63話 静かなる魔獣
「勝負は終わった。俺の勝ちだ…!!クハハハハハハハハ!!」
と康彦は言い、その後、ずっと笑っていた。
しかし、
川の中から巨大な一本の尻尾が現れ、康彦に襲いかかった。
「なにッ!?」
と康彦は言い、襲ってきた尻尾を棍棒で叩き返した。が、
その巨大な尻尾は康彦をつかみ、そのまま持ち上げた。
「クソッ!!なんだこの尻尾は!?」
と康彦は言うと、川の中からさらに魔獣化した黒鳥が現れた。
目つきは普段の魔獣化よりも怖く、何よりも殺気がすごかった。
「コロス…コロス…!!」
と黒鳥は正気を失いもはや殺人鬼となっていた。
黒鳥は尻尾で康彦をしめつけた。康彦の骨が折れていき、バキバキ聞こえてきた。
「ぐああああああ!!や…やめろ!!わかった!!わかったから、やめろ!!死ぬぅ!!!」
と康彦は完全に勝機を失っていた。
しかし、
その声は黒鳥には届かなかった。
「ナラバ死ネェェェェェェェ!!!」
と言い、黒鳥はさらに強くしめつけた。
康彦はもう出す声もなく、ついには血も吐いた。
「わかっ…ガハッ!!降参…するか…ら…」
と降参という言葉は黒鳥に届いたらしく、黒鳥は康彦を離した。
すると黒鳥の尻尾はどんどん小さくなっていき、そのまま魔獣化が解けた。
そのとき、レティアの声が聞こえた。
《田辺 康彦対黒鳥 鉄尾の勝負は、田辺 康彦が降参したため、勝者は悪魔の継承者代理 黒鳥 鉄尾です》
そのレティアの声は、黒鳥と康彦以外の人にも聞こえている。
僕は真っ白の空間でただ一人喜んでいた。
黒鳥は戦い疲れ、地面に座り込んだとき、いつの間にか真っ白な空間にいた。
「あれ…康彦は…?」
と黒鳥は康彦を探したが、真っ白な空間に康彦はどこにもいなかった。
康彦も戦い疲れ…いや、気絶していた。
康彦も真っ白い空間に飛ばされていた。
第二開戦は誰と誰が戦うのか…、すべてあのレティアっていう赤ん坊の創造神が決めるらしいが…、
暇だ…。
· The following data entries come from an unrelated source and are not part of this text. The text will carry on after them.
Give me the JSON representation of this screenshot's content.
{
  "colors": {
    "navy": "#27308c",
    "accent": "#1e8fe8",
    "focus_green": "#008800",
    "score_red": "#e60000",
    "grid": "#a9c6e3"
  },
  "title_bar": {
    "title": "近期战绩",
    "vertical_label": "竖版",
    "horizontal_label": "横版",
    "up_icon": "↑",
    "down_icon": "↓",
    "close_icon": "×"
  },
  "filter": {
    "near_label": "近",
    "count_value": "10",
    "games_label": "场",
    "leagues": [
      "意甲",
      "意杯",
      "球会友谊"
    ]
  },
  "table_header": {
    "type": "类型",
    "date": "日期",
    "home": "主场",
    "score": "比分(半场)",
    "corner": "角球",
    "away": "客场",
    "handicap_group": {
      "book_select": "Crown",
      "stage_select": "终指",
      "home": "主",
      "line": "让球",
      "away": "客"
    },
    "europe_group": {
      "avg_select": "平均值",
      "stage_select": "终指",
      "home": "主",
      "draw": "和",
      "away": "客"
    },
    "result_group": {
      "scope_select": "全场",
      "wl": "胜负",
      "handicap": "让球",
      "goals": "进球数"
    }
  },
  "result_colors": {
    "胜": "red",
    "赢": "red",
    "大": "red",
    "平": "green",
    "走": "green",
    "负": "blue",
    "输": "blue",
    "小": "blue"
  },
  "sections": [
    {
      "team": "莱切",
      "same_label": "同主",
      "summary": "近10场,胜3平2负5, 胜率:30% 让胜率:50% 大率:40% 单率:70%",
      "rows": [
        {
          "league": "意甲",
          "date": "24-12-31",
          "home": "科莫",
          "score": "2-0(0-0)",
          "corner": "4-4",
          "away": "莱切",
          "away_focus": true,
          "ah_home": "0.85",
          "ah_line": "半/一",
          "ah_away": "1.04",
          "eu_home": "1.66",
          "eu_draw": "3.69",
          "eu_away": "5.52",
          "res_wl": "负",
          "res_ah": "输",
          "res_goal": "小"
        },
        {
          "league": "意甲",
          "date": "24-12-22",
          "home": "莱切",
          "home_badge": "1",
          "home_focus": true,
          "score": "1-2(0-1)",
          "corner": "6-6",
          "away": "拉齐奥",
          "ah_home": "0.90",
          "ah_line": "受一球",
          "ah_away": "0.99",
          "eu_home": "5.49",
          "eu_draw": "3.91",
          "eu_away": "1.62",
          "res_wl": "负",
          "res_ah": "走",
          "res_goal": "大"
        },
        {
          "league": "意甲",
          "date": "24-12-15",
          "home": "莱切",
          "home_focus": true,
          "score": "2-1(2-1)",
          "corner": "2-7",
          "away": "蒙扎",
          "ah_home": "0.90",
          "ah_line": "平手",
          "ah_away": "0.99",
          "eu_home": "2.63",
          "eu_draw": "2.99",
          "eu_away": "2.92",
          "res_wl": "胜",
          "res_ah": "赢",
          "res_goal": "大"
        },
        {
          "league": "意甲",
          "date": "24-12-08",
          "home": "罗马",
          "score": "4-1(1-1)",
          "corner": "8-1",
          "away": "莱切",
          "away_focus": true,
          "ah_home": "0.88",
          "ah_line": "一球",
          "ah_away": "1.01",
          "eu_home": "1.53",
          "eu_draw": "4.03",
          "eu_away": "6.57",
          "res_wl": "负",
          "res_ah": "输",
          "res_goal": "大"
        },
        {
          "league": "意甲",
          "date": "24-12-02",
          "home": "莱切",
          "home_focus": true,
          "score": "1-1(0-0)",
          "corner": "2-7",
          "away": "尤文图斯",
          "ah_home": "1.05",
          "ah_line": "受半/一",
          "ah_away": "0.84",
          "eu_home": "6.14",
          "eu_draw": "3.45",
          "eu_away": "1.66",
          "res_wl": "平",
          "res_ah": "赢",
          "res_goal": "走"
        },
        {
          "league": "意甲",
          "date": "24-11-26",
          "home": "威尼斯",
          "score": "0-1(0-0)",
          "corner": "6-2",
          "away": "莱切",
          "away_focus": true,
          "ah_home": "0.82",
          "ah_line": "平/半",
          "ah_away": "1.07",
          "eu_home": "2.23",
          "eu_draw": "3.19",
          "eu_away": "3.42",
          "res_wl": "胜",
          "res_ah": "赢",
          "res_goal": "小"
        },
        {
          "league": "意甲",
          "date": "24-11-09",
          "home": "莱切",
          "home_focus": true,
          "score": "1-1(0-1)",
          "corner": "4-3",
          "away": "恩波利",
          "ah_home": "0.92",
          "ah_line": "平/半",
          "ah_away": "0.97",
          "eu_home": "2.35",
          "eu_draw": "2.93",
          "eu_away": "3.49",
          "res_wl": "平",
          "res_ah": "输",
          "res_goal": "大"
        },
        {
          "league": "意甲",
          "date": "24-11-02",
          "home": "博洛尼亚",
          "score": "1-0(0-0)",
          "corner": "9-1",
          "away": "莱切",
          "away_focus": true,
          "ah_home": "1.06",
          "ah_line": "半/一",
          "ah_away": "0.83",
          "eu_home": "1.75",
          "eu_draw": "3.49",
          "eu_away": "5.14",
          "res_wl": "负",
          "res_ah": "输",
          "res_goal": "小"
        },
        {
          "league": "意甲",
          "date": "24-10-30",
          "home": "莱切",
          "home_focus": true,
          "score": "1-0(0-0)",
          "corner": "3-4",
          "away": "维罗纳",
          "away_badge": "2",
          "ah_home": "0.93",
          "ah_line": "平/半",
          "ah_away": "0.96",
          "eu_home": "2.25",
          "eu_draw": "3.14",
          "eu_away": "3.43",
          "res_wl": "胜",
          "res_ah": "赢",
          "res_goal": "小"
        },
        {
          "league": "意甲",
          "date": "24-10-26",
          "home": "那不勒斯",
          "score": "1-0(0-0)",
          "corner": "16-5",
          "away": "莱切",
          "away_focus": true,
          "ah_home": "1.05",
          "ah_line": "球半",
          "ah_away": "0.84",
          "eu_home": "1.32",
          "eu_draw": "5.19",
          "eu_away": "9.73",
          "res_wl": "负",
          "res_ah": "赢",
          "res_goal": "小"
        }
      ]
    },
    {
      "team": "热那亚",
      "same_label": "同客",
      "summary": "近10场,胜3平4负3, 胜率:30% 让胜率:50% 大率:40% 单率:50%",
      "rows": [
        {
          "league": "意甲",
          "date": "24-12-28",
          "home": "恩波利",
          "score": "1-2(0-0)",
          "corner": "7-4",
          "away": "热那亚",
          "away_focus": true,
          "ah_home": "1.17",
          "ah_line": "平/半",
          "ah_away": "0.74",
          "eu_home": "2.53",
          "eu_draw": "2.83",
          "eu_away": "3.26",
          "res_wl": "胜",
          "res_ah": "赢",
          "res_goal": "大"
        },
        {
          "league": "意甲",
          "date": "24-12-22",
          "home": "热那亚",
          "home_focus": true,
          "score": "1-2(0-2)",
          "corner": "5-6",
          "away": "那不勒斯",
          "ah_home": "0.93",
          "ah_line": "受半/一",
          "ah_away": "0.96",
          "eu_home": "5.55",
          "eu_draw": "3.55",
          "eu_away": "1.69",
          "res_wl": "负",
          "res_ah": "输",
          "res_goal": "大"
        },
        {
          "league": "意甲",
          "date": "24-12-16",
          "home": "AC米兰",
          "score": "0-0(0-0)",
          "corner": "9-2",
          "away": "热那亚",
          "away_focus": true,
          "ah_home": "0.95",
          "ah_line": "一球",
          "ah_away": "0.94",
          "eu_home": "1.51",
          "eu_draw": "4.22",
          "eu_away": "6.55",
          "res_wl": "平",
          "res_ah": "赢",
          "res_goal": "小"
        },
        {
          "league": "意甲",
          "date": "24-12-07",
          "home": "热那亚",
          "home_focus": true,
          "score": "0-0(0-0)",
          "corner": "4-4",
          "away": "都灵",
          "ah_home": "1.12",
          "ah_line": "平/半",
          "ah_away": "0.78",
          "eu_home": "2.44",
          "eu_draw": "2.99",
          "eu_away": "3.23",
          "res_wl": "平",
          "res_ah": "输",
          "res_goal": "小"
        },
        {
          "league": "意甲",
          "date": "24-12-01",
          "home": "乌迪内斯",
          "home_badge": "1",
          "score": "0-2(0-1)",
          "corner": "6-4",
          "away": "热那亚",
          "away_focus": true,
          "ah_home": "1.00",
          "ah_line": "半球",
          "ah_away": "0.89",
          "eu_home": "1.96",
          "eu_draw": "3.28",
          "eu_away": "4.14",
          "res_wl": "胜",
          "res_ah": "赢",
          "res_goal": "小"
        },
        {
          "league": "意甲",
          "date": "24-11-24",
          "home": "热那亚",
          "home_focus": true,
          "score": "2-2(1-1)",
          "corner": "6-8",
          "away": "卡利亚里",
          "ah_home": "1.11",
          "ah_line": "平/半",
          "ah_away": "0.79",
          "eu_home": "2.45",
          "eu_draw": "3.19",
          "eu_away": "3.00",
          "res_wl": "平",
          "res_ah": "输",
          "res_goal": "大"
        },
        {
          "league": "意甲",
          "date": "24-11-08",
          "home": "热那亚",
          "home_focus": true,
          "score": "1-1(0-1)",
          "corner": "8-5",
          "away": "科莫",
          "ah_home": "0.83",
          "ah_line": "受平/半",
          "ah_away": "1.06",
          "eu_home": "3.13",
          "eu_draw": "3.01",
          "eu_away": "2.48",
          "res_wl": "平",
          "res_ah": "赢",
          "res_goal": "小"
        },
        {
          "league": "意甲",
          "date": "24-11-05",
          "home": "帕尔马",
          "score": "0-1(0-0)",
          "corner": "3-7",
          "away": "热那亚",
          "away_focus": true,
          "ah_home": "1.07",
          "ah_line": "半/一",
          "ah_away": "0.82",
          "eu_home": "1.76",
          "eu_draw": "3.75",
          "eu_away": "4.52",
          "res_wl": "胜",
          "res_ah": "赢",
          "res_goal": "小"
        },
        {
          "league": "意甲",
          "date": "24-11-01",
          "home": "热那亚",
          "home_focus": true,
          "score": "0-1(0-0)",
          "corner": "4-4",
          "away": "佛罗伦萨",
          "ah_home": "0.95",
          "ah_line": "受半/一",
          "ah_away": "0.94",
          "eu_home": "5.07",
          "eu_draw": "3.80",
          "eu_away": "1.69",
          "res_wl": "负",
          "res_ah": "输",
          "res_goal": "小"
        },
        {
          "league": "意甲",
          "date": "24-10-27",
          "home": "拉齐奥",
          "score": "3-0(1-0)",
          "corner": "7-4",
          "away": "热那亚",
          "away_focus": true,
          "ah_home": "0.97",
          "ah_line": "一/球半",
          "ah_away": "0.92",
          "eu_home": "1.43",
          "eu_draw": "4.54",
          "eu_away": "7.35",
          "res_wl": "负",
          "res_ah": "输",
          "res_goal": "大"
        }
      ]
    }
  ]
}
いつまで僕はこの真っ白い空間にいればいいんだろう…?
そのころ、
マースさんのいた真っ白い空間はどんどん消え、マースさんは気がついたら、どこかの城の屋上にいた。
「どこの城なんだ…?ここは…」
とマースさんは周りを見渡していた。
空は曇っていて、今からでも雨が降り出しそうな天気だった。
「マースが相手か、ならもう勝負の結果は見えているな…」
と何者かがマースさんに話しかけた。
「その声は…姉さんか…」
とマースさんの目の前にいたのはセレシアだった。
そのとき、
レティアの声が聞こえた。
《第二開戦は天使の継承者代理 セレシア。悪魔の継承者代理 マースの戦いです》
その声も全員に聞こえていた。
その声を聞いた僕は思った。じゃあ、最後の戦いは真司になるのか…と…。
そして、
城の屋上ではマースさんが死神の黒剣を構え、セレシアが海王の扇子を構えたとき、レティアの声が聞こえた。